The pair tweeted a lovely photo of themselves supping a pint at McSorley’s Old Ale House in New York’s East Village.
They are to star on Broadway together starting November 24, in both No Man’s Land and Samuel Beckett’s Waiting for Godot.
Speaking of their friendship, Sir Ian said: “We are the same actor, really. We’ve had the same career, really,” McKellen recently told CBS News. “So we’re peers. We’re equals. We’re not rivals.”
Their stage reunion will be welcome news to Sir Ian, who admitted that he broke down in tears when their 2009 production of Waiting for Godot came to an end, because he knew he’d miss his friend so much.
But the Lord of The Rings actor told CBS News that he wouldn’t have predicted such a strong friendship between the two men, as Sir Patrick is from Yorkshire, whilst he was raised in Wigan, Lancaster and Bolton.
He said: “I don’t normally take to Yorkshire.
“They can be very dour. And they can be very stubborn.”
“Lancastrians, like me, are chippy. And happy. And like to get on with everybody.
“Yorkshire people have to be dealt with.”
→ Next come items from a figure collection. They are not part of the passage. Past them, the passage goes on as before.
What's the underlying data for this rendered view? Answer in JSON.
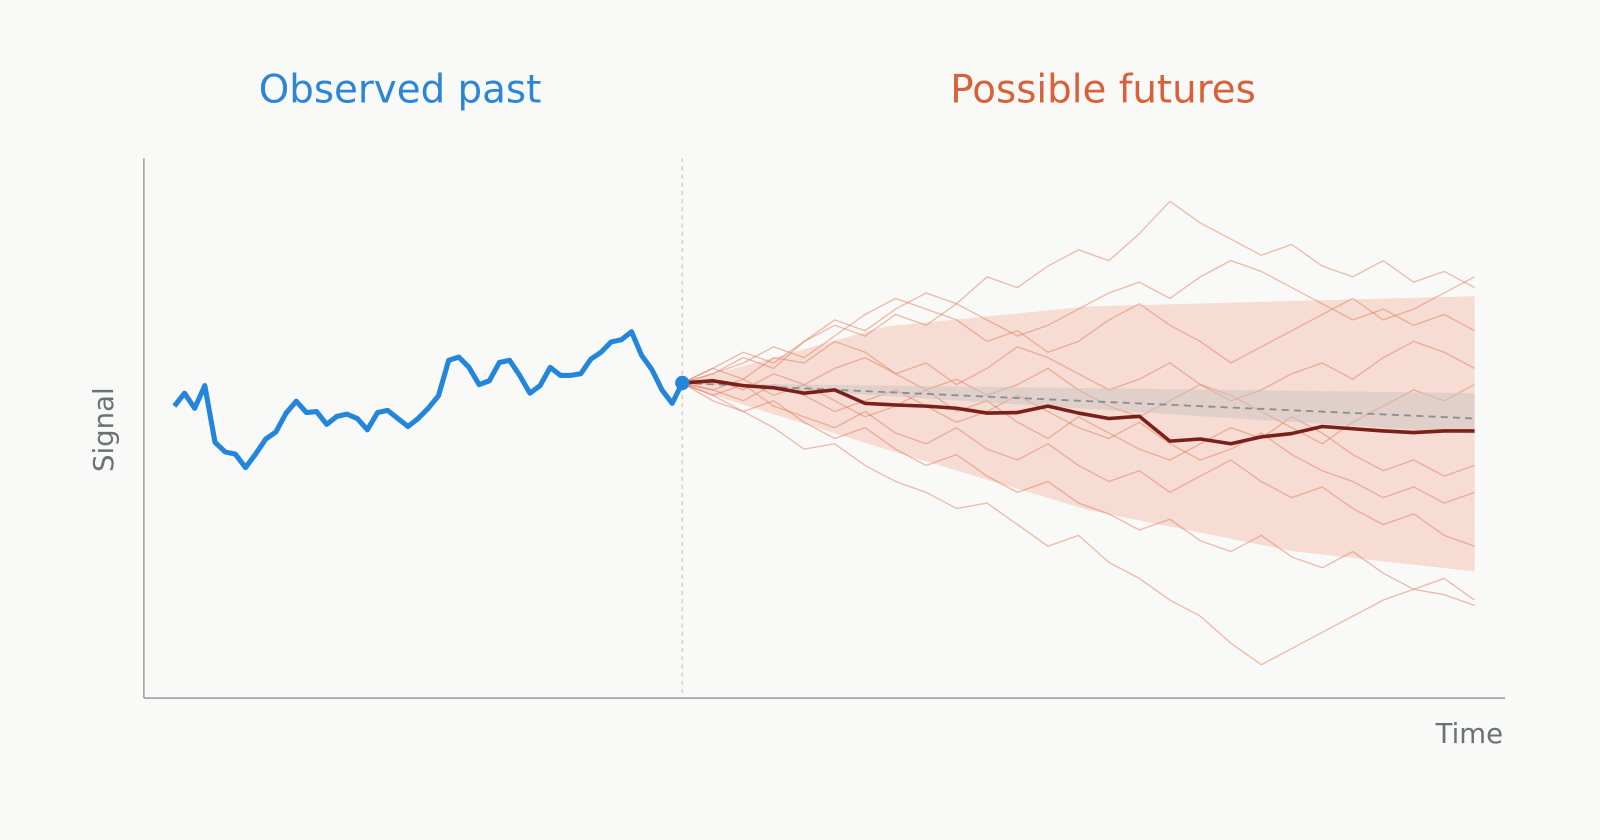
{
  "chart_data": {
    "type": "line",
    "annotations": [
      {
        "text": "Observed past",
        "color": "#2b86d8"
      },
      {
        "text": "Possible futures",
        "color": "#d9613a"
      }
    ],
    "y_label": "Signal",
    "x_label": "Time",
    "xlim": [
      -3,
      131
    ],
    "ylim": [
      0,
      100
    ],
    "past": {
      "color": "#2386db",
      "x": [
        0,
        1,
        2,
        3,
        4,
        5,
        6,
        7,
        8,
        9,
        10,
        11,
        12,
        13,
        14,
        15,
        16,
        17,
        18,
        19,
        20,
        21,
        22,
        23,
        24,
        25,
        26,
        27,
        28,
        29,
        30,
        31,
        32,
        33,
        34,
        35,
        36,
        37,
        38,
        39,
        40,
        41,
        42,
        43,
        44,
        45,
        46,
        47,
        48,
        49,
        50
      ],
      "values": [
        54.0,
        56.4,
        53.6,
        57.8,
        47.3,
        45.5,
        45.1,
        42.6,
        45.1,
        47.9,
        49.2,
        52.7,
        54.9,
        52.8,
        53.0,
        50.6,
        52.1,
        52.5,
        51.7,
        49.6,
        52.8,
        53.2,
        51.7,
        50.2,
        51.7,
        53.6,
        55.9,
        62.5,
        63.1,
        61.2,
        58.0,
        58.7,
        62.1,
        62.5,
        59.7,
        56.4,
        57.8,
        61.2,
        59.7,
        59.7,
        60.0,
        62.7,
        64.0,
        65.9,
        66.3,
        67.8,
        63.4,
        60.8,
        57.0,
        54.5,
        58.3
      ]
    },
    "futures": {
      "color": "#e27b5e",
      "x": [
        50,
        53,
        56,
        59,
        62,
        65,
        68,
        71,
        74,
        77,
        80,
        83,
        86,
        89,
        92,
        95,
        98,
        101,
        104,
        107,
        110,
        113,
        116,
        119,
        122,
        125,
        128
      ],
      "paths": [
        [
          58.3,
          60,
          63,
          61,
          66,
          70,
          68,
          72,
          75,
          73,
          78,
          76,
          80,
          83,
          81,
          86,
          92,
          88,
          85,
          82,
          84,
          80,
          78,
          81,
          77,
          79,
          76
        ],
        [
          58.3,
          55,
          53,
          50,
          46,
          47,
          43,
          40,
          38,
          35,
          36,
          32,
          28,
          30,
          25,
          22,
          18,
          15,
          10,
          6,
          9,
          12,
          15,
          18,
          20,
          19,
          17
        ],
        [
          58.3,
          61,
          59,
          63,
          62,
          66,
          64,
          60,
          62,
          58,
          61,
          65,
          63,
          60,
          57,
          59,
          62,
          58,
          55,
          57,
          60,
          62,
          59,
          63,
          66,
          64,
          61
        ],
        [
          58.3,
          56,
          58,
          54,
          52,
          50,
          53,
          49,
          47,
          50,
          46,
          44,
          47,
          43,
          40,
          42,
          38,
          41,
          44,
          40,
          37,
          39,
          35,
          32,
          34,
          30,
          28
        ],
        [
          58.3,
          60,
          62,
          65,
          63,
          67,
          71,
          74,
          72,
          70,
          66,
          68,
          64,
          66,
          70,
          73,
          69,
          66,
          62,
          65,
          68,
          71,
          74,
          70,
          72,
          75,
          78
        ],
        [
          58.3,
          57,
          59,
          56,
          58,
          55,
          52,
          54,
          57,
          53,
          55,
          51,
          48,
          52,
          49,
          46,
          44,
          47,
          50,
          48,
          52,
          49,
          45,
          42,
          44,
          41,
          43
        ],
        [
          58.3,
          59,
          57,
          60,
          58,
          61,
          63,
          60,
          57,
          59,
          56,
          58,
          61,
          57,
          54,
          52,
          55,
          58,
          56,
          53,
          50,
          47,
          51,
          54,
          57,
          55,
          58
        ],
        [
          58.3,
          56,
          53,
          55,
          51,
          48,
          50,
          46,
          43,
          45,
          41,
          38,
          40,
          36,
          34,
          31,
          33,
          29,
          27,
          30,
          26,
          24,
          27,
          23,
          20,
          22,
          18
        ],
        [
          58.3,
          61,
          64,
          62,
          66,
          69,
          67,
          71,
          69,
          73,
          70,
          67,
          69,
          72,
          75,
          77,
          74,
          78,
          81,
          79,
          76,
          73,
          70,
          72,
          69,
          71,
          68
        ],
        [
          58.3,
          57,
          55,
          58,
          56,
          53,
          55,
          57,
          54,
          51,
          53,
          56,
          53,
          50,
          48,
          51,
          47,
          44,
          46,
          49,
          45,
          42,
          40,
          37,
          39,
          36,
          38
        ]
      ]
    },
    "highlight": {
      "color": "#7a1f1a",
      "values": [
        58.3,
        58.7,
        57.8,
        57.4,
        56.4,
        57.0,
        54.5,
        54.2,
        54.0,
        53.6,
        52.7,
        52.8,
        54.0,
        52.7,
        51.7,
        52.1,
        47.5,
        47.9,
        47.0,
        48.3,
        48.9,
        50.2,
        49.8,
        49.4,
        49.1,
        49.4,
        49.4
      ]
    },
    "mean": {
      "color": "#8a8f95",
      "x": [
        50,
        128
      ],
      "values": [
        58.3,
        51.7
      ]
    },
    "band": {
      "color": "#f2b9a3",
      "x": [
        50,
        70,
        90,
        110,
        128
      ],
      "upper": [
        58.3,
        68.75,
        72.5,
        73.5,
        74.4
      ],
      "lower": [
        57.8,
        46.0,
        34.7,
        27.1,
        23.3
      ]
    },
    "inner_band": {
      "color": "#c9c4c0",
      "x": [
        50,
        128
      ],
      "upper": [
        58.3,
        56.4
      ],
      "lower": [
        58.3,
        48.9
      ]
    }
  }
}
And Sir Patrick added: “I have to agree with everything he says. There is a famous saying, ‘You can always tell a Yorkshireman but you can’t tell him much.’”
Sir Ian recently performed the marriage ceremony between the Star Trek actor and his wife, Sunny Ozell.
And the openly-gay actor even joked about marrying his fellow Lord of The Rings star, Cate Blanchett, as they had a lot in common.
He laughed: “Her husband doesn’t know, but she and I are going to get married quite soon. Which will surprise a lot of people,
“But you see, we only met at a party during the making of The Lord of the Rings, we weren’t on screen together.
“We were on screen together but we didn’t meet. Here [on The Hobbit], we had a whole week, or maybe two. “That was a thrill because she’s a great screen actor and a very congenial person, for me. She’s based in theatre.
“That’s her main job at the moment, running a theatre.
“So there wasn’t a moment that we didn’t have stuff to talk about.”